Ideas matter. They shape not just how we think, but what we do. And economics ideas matter more than most, given the central role they play in our politics, especially at times of crisis. I thought the idea that the UK was facing bankruptcy, supposedly like crisis-stricken Greece, played a major role in the speed and scale of austerity after the financial crisis, despite being nonsense. Others said it was pure politics, not ideas, that mattered.
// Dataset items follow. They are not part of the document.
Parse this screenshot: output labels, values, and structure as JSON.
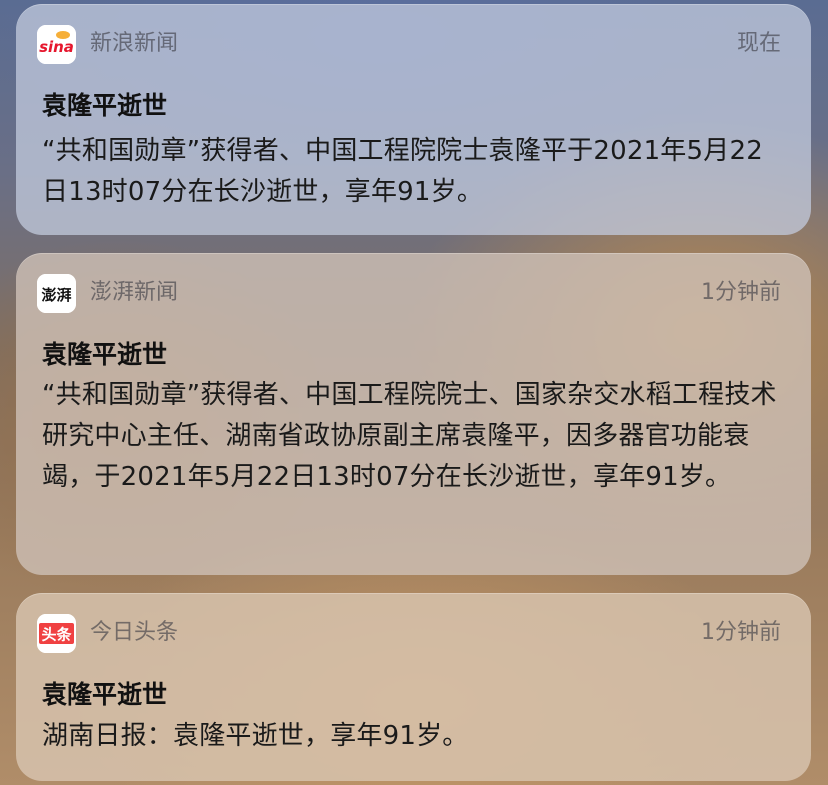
{
  "notifications": [
    {
      "app": "新浪新闻",
      "icon": "sina-news-app-icon",
      "icon_text": "sina",
      "time": "现在",
      "title": "袁隆平逝世",
      "body": "“共和国勋章”获得者、中国工程院院士袁隆平于2021年5月22日13时07分在长沙逝世，享年91岁。"
    },
    {
      "app": "澎湃新闻",
      "icon": "the-paper-app-icon",
      "icon_text": "澎湃",
      "time": "1分钟前",
      "title": "袁隆平逝世",
      "body": "“共和国勋章”获得者、中国工程院院士、国家杂交水稻工程技术研究中心主任、湖南省政协原副主席袁隆平，因多器官功能衰竭，于2021年5月22日13时07分在长沙逝世，享年91岁。"
    },
    {
      "app": "今日头条",
      "icon": "toutiao-app-icon",
      "icon_text": "头条",
      "time": "1分钟前",
      "title": "袁隆平逝世",
      "body": "湖南日报：袁隆平逝世，享年91岁。"
    }
  ],
  "colors": {
    "sina_red": "#e6162d",
    "toutiao_red": "#f04142",
    "secondary_text": "#6e6e73"
  }
}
Luckily, more conclusive evidence is available. A fascinating recent study examined the impact of US judges attending a controversial two-week economics course, which was criticised at the time (the final decades of the 20th century) for its bias towards conservative economics. The paper shows that judges who attended the course tended to use more economics-related language in the years that followed, including phrases such as “efficiency” in their judgments. They were also significantly more likely to deliver conservative verdicts in economic cases, ruling against government regulators and delivering harsher criminal sentences. So far, so worrying. And these ideas spread. Other judges “exposed” to the attendees of the course were also more likely to start using similar language.

The rightwing bias in economics is far less evident today, but there are lessons for us. It’s not just viruses that are contagious – economic ideas are also easily spread. Let’s make sure we spread the right ones during this crisis.